In our digital age, the exponential growth of data traffic presents computing power with some real challenges.
And the upward trend will continue with the introduction of machine learning and AI, such as self-driving cars and speech recognition.
All of this places an immense strain on existing computer processors’ ability to keep up with demand.
Now, an international team of scientists has shed light on how the problem can be addressed.
The researchers developed a new approach and architecture that uses light-based or “photonic” processors that have been shown to outperform conventional electronic chips by processing information much faster and in parallel, combining processing and data storage on a single chip.
For so-called matrix-vector multiplications, which are the backbone of neural networks (algorithms that model the human brain) that are themselves used for machine learning algorithms, the researchers created a hardware accelerator. Since different light wavelengths (colors) do not interact with each other, for parallel computations, the researchers were able to use multiple light wavelengths.
To do so, they used as a light source another revolutionary technology built at EPFL, a chip-based “frequency comb,”
“Our study is the first to use frequency combs in the field of artificial neural networks,” said Professor Tobias Kippenberg of EPFL, one of the leaders of the study. Study by Professor Kippenberg has pioneered the evolution of frequency combs. “The frequency comb provides a variety of optical wavelengths that are processed independently in the same photonic chip.”

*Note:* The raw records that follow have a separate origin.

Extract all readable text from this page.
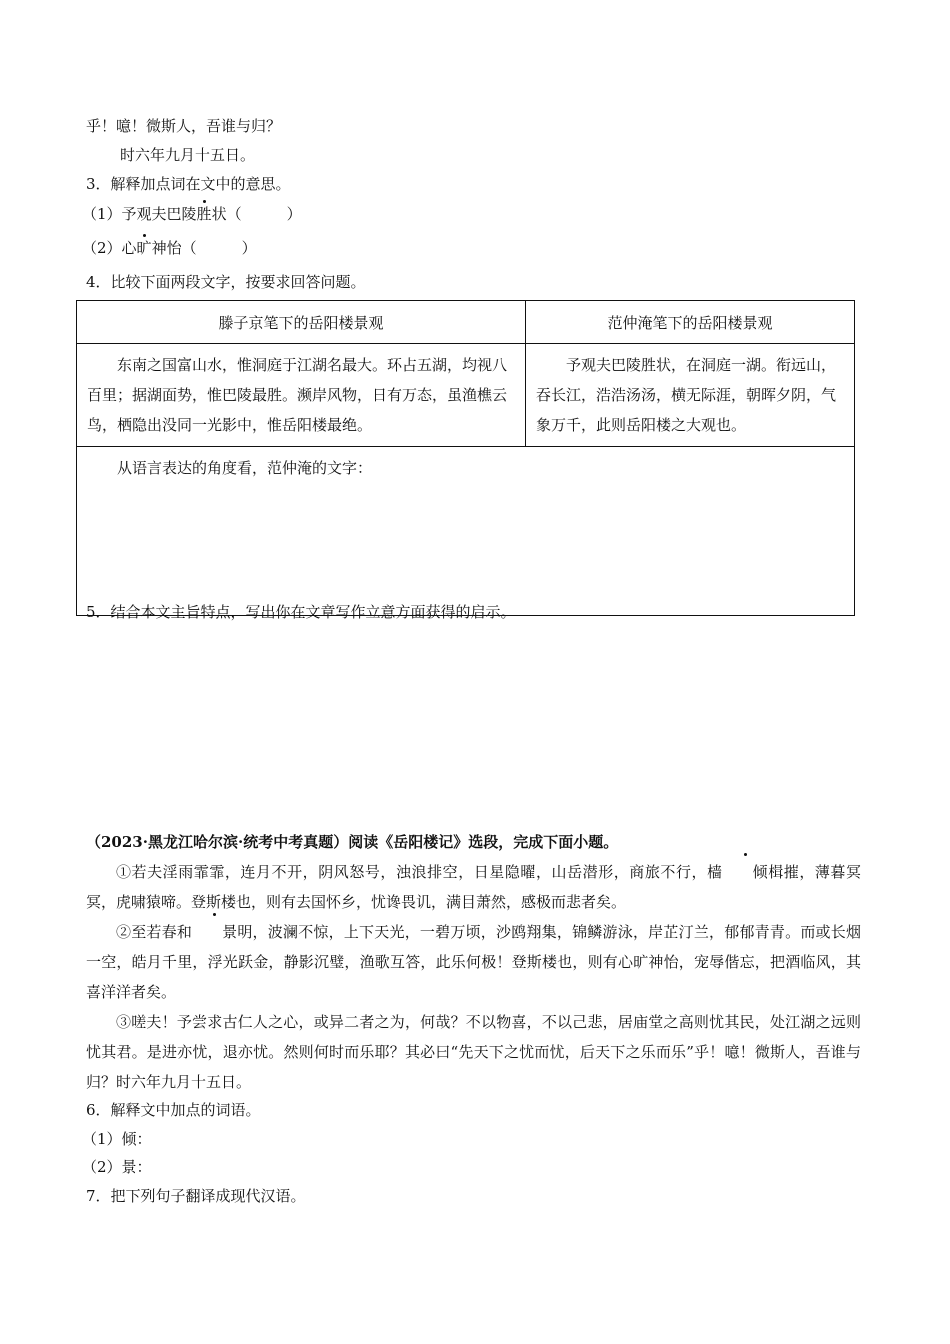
乎！噫！微斯人，吾谁与归？
时六年九月十五日。
3．解释加点词在文中的意思。
（1）予观夫巴陵胜状（　　　）
（2）心旷神怡（　　　）
4．比较下面两段文字，按要求回答问题。
滕子京笔下的岳阳楼景观	范仲淹笔下的岳阳楼景观
东南之国富山水，惟洞庭于江湖名最大。环占五湖，均视八百里；据湖面势，惟巴陵最胜。濒岸风物，日有万态，虽渔樵云鸟，栖隐出没同一光影中，惟岳阳楼最绝。	予观夫巴陵胜状，在洞庭一湖。衔远山，吞长江，浩浩汤汤，横无际涯，朝晖夕阴，气象万千，此则岳阳楼之大观也。
从语言表达的角度看，范仲淹的文字：	
5．结合本文主旨特点，写出你在文章写作立意方面获得的启示。
（2023·黑龙江哈尔滨·统考中考真题）阅读《岳阳楼记》选段，完成下面小题。
①若夫淫雨霏霏，连月不开，阴风怒号，浊浪排空，日星隐曜，山岳潜形，商旅不行，樯 倾楫摧，薄暮冥冥，虎啸猿啼。登斯楼也，则有去国怀乡，忧谗畏讥，满目萧然，感极而悲者矣。
②至若春和 景明，波澜不惊，上下天光，一碧万顷，沙鸥翔集，锦鳞游泳，岸芷汀兰，郁郁青青。而或长烟一空，皓月千里，浮光跃金，静影沉璧，渔歌互答，此乐何极！登斯楼也，则有心旷神怡，宠辱偕忘，把酒临风，其喜洋洋者矣。
③嗟夫！予尝求古仁人之心，或异二者之为，何哉？不以物喜，不以己悲，居庙堂之高则忧其民，处江湖之远则忧其君。是进亦忧，退亦忧。然则何时而乐耶？其必曰“先天下之忧而忧，后天下之乐而乐”乎！噫！微斯人，吾谁与归？时六年九月十五日。
6．解释文中加点的词语。
（1）倾：
（2）景：
7．把下列句子翻译成现代汉语。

“Light-based processors for accelerating machine learning tasks allow complex mathematical tasks to be processed at high speeds and throughputs,” said senior co-author Wolfram Pernice of the University of Münster, one of the research-led professors. This is much faster than traditional electronic data transfer based chips such as graphics cards or advanced hardware such as TPUs (tensor processing units).
The researchers tested them on a neural network that recognizes handwritten numbers after designing and fabricating the photonic chips.
A term from the field of machine learning, these biology-inspired networks are mainly used in the processing of picture or audio data. “The convolutional operation between input data and one or more filters that can detect edges in an image, for example, is a good fit for our matrix architecture,” says Johannes Feldmann, now at the University of Oxford’s Department of Materials. Nathan Youngblood (University of Oxford) adds, “Exploiting wavelength division multiplexing allows higher data rates and computational densities, operations per area of the processor, that have not been achieved before.”
“This work is a true showcase of European collaborative research,” says David Wright of the University of Exeter, who leads the EU FunComp project that funded the work. “While each research group involved is a world leader in its own way, it was bringing all these pieces together that really made this work possible.”
The study is published this week in Nature and has wide-ranging applications: higher concurrent (and low-power) processing of data in artificial intelligence, larger neural networks for more accurate predictions and more precise data analysis, large volumes of clinical data for diagnostics, improving rapid analysis of sensor data in self-driving vehicles, and expanding cloud computing infrastructu
Reference: “Parallel convolutional processing using an integrated photonic tensor core” by J.
Feldmann, N. Youngblood, M. Karpov, H. Gehring, X. Li, M. Stappers, M. Le Gallo, X.
Fu, A. Lukashchuk, A. S. Raja, J. Liu, C.
Wright, A. Sebastian, T. J. Kippenberg, W. H. P. Pernice, and H.
Bhaskaran, January 6, 2021, Nature.DOI: 10.1038/s41586-020-03070-1.